Former Obama, Fed officials call on central bank to ditch inflation target

Former Obama administration and Federal Reserve economists called on the central bank Friday to consider raising its 2 percent inflation target, suggesting that higher inflation might be needed to lower unemployment.

In a letter sent to Fed Chairwoman Janet Yellen, the officials called for a “serious reappraisal” of the Fed’s goals given the weak economic recovery and for the creation of a blue-ribbon panel to rethink the Fed’s monetary policy operations.

Three former Obama administration economists signed the letter: Jason Furman, Gene Sperling and Jared Bernstein. As members of the administration, the three were not allowed to comment on the Fed’s interest rate decisions and bond-buying programs when they were in office.

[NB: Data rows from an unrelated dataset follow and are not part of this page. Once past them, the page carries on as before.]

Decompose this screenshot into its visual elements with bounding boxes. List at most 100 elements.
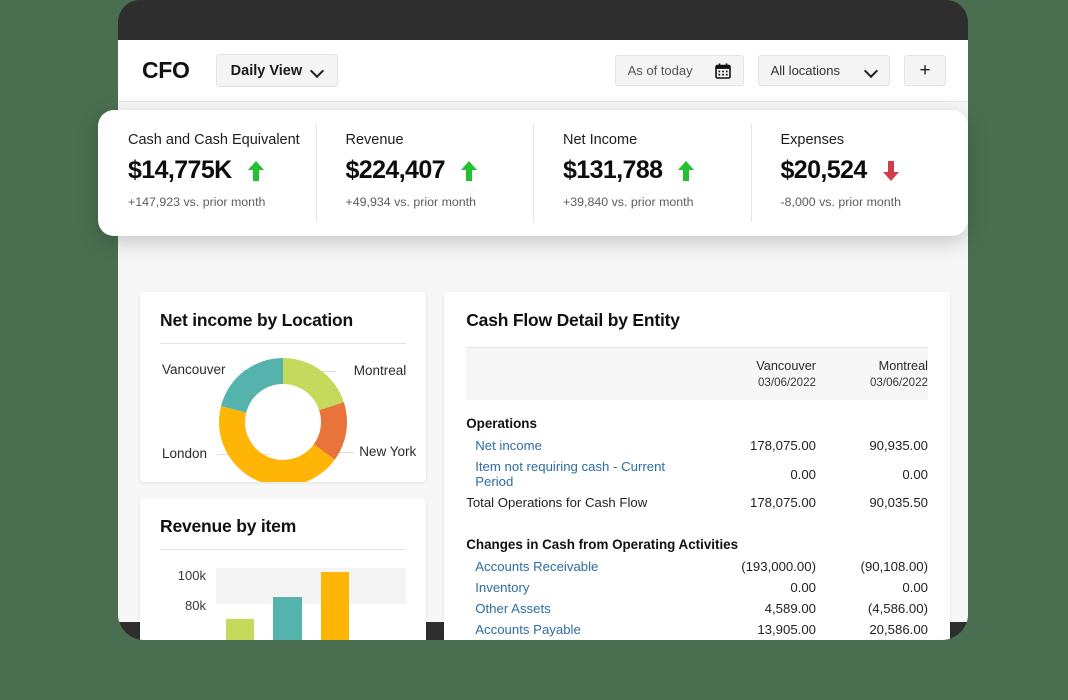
device-bezel: CFO Daily View As of today All locations… — [118, 0, 968, 640]
kpi-label: Revenue — [345, 132, 404, 148]
section-heading-label: Operations — [466, 416, 537, 432]
view-select-label: Daily View — [230, 62, 303, 79]
kpi-card-cash-and-cash-equivalent[interactable]: Cash and Cash Equivalent $14,775K +147,9… — [98, 110, 316, 236]
plus-icon: + — [919, 59, 931, 81]
kpi-delta: +49,934 vs. prior month — [345, 195, 477, 209]
column-header-vancouver: Vancouver 03/06/2022 — [704, 348, 816, 400]
row-value-montreal: (90,108.00) — [860, 559, 928, 575]
column-date: 03/06/2022 — [869, 375, 928, 389]
kpi-delta: +147,923 vs. prior month — [128, 195, 266, 209]
kpi-value: $20,524 — [780, 156, 868, 184]
date-filter-label: As of today — [627, 63, 693, 78]
y-axis-tick: 80k — [185, 598, 206, 614]
donut-slice-montreal[interactable] — [283, 358, 344, 411]
table-row[interactable]: Accounts Payable 13,905.00 20,586.00 — [466, 619, 928, 640]
kpi-value-row: $20,524 — [781, 156, 969, 185]
kpi-value: $14,775K — [128, 156, 232, 184]
row-value-vancouver: 178,075.00 — [749, 438, 816, 454]
table-header-row: Vancouver 03/06/2022 Montreal 03/06/2022 — [466, 348, 928, 401]
table-row[interactable]: Accounts Receivable (193,000.00) (90,108.0… — [466, 556, 928, 577]
table-row[interactable]: Inventory 0.00 0.00 — [466, 577, 928, 598]
panel-title: Net income by Location — [160, 310, 353, 330]
row-value-montreal: 20,586.00 — [869, 622, 928, 638]
row-label-link[interactable]: Accounts Receivable — [466, 556, 704, 577]
donut-svg — [219, 358, 348, 483]
kpi-value-row: $14,775K — [128, 156, 316, 185]
table-row[interactable]: Item not requiring cash - Current Period… — [466, 456, 928, 492]
calendar-icon — [714, 63, 731, 79]
plot-band — [216, 568, 407, 605]
arrow-up-icon — [460, 160, 477, 181]
kpi-delta: -8,000 vs. prior month — [780, 195, 902, 209]
row-label-link[interactable]: Item not requiring cash - Current Period — [466, 456, 704, 492]
table-section-heading: Operations — [466, 400, 928, 435]
row-value-montreal: 90,935.00 — [869, 438, 928, 454]
bar-item-2[interactable] — [273, 597, 302, 640]
chevron-down-icon — [312, 65, 323, 76]
kpi-delta: +39,840 vs. prior month — [563, 195, 694, 209]
section-heading-label: Changes in Cash from Operating Activitie… — [466, 537, 739, 553]
row-value-montreal: 90,035.50 — [869, 495, 928, 511]
donut-slice-vancouver[interactable] — [221, 358, 284, 413]
row-value-montreal: (4,586.00) — [867, 601, 928, 617]
column-entity: Vancouver — [756, 359, 816, 373]
panel-title: Cash Flow Detail by Entity — [466, 310, 680, 330]
chevron-down-icon — [866, 65, 877, 76]
kpi-label: Cash and Cash Equivalent — [128, 132, 300, 148]
arrow-up-icon — [247, 160, 264, 181]
row-value-vancouver: 178,075.00 — [749, 495, 816, 511]
column-date: 03/06/2022 — [757, 375, 816, 389]
kpi-card-expenses[interactable]: Expenses $20,524 -8,000 vs. prior month — [750, 110, 969, 236]
table-header-spacer — [466, 348, 704, 400]
row-value-vancouver: 13,905.00 — [757, 622, 816, 638]
row-value-vancouver: 0.00 — [790, 466, 816, 482]
arrow-down-icon — [882, 160, 899, 181]
location-filter[interactable]: All locations — [757, 55, 890, 86]
add-button[interactable]: + — [904, 55, 946, 86]
net-income-by-location-panel: Net income by Location Vancouver Montrea… — [140, 292, 427, 483]
revenue-by-item-panel: Revenue by item 100k 80k — [140, 498, 427, 640]
row-label-link[interactable]: Inventory — [466, 577, 704, 598]
table-section-spacer — [466, 513, 928, 521]
bar-chart: 100k 80k — [160, 564, 407, 640]
app-topbar: CFO Daily View As of today All locations… — [118, 40, 968, 102]
column-header-montreal: Montreal 03/06/2022 — [816, 348, 928, 400]
row-label-link[interactable]: Accounts Payable — [466, 619, 704, 640]
date-filter[interactable]: As of today — [614, 55, 744, 86]
panel-divider — [160, 549, 407, 551]
table-row[interactable]: Net income 178,075.00 90,935.00 — [466, 435, 928, 456]
donut-chart: Vancouver Montreal London New York — [160, 350, 416, 483]
row-value-vancouver: (193,000.00) — [741, 559, 816, 575]
row-value-vancouver: 4,589.00 — [764, 601, 816, 617]
kpi-value-row: $224,407 — [346, 156, 534, 185]
arrow-up-icon — [678, 160, 695, 181]
row-label-link[interactable]: Other Assets — [466, 598, 704, 619]
kpi-label: Expenses — [780, 132, 845, 148]
row-value-montreal: 0.00 — [902, 466, 928, 482]
dashboard-panels: Net income by Location Vancouver Montrea… — [140, 292, 950, 640]
row-value-montreal: 0.00 — [902, 580, 928, 596]
cash-flow-detail-panel: Cash Flow Detail by Entity Vancouver 03/… — [444, 292, 950, 640]
table-row: Total Operations for Cash Flow 178,075.00… — [466, 492, 928, 513]
table-section-heading: Changes in Cash from Operating Activitie… — [466, 521, 928, 556]
view-select[interactable]: Daily View — [215, 54, 339, 87]
bar-item-3[interactable] — [320, 572, 350, 640]
cash-flow-table: Vancouver 03/06/2022 Montreal 03/06/2022 — [466, 348, 928, 640]
kpi-card-net-income[interactable]: Net Income $131,788 +39,840 vs. prior mo… — [533, 110, 751, 236]
page-title: CFO — [142, 57, 190, 83]
y-axis-tick: 100k — [177, 568, 206, 584]
row-value-vancouver: 0.00 — [790, 580, 816, 596]
kpi-label: Net Income — [563, 132, 638, 148]
table-row[interactable]: Other Assets 4,589.00 (4,586.00) — [466, 598, 928, 619]
bar-item-1[interactable] — [225, 618, 255, 640]
donut-label-montreal: Montreal — [353, 363, 407, 378]
topbar-actions: As of today All locations + — [614, 55, 946, 86]
screenshot-stage: CFO Daily View As of today All locations… — [0, 0, 1068, 700]
kpi-card-revenue[interactable]: Revenue $224,407 +49,934 vs. prior month — [315, 110, 534, 236]
column-entity: Montreal — [878, 359, 928, 373]
panel-title: Revenue by item — [160, 516, 297, 537]
kpi-value: $131,788 — [563, 156, 663, 184]
left-column: Net income by Location Vancouver Montrea… — [140, 292, 427, 640]
row-label-link[interactable]: Net income — [466, 435, 704, 456]
bar-chart-plot — [216, 564, 407, 640]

Narayana Kocherlakota, a University of Rochester economist who served as the president of the Federal Reserve Bank of Minneapolis during some of the biggest monetary policy debates of the Obama era, also signed on, as did others who have served at the Fed. The letter was published by the Campaign for Popular Democracy, an outside group that has lobbied the Fed to keep interest rates low.

The economists suggested that a higher rate of inflation might be warranted, when “the lack of evidence that moderately higher inflation would harm Americans’ standard of living is juxtaposed with the tremendous evidence that a tighter labor market would improve Americans’ standards of living.”

The Fed since 2012 has officially targeted 2 percent inflation over the long term, a decision that Yellen helped shape.

For nearly five years between spring 2012 and February however, inflation ran below 2 percent. The letter-writers suggested that officials at the central bank might view the 2 percent rate as a ceiling, rather than a target.

On Thursday, House Republicans passed a major financial regulatory overhaul package that included a provision to set up a commission to study the Fed’s performance since its creation in 1913 and propose alternatives to its conduct of monetary policy.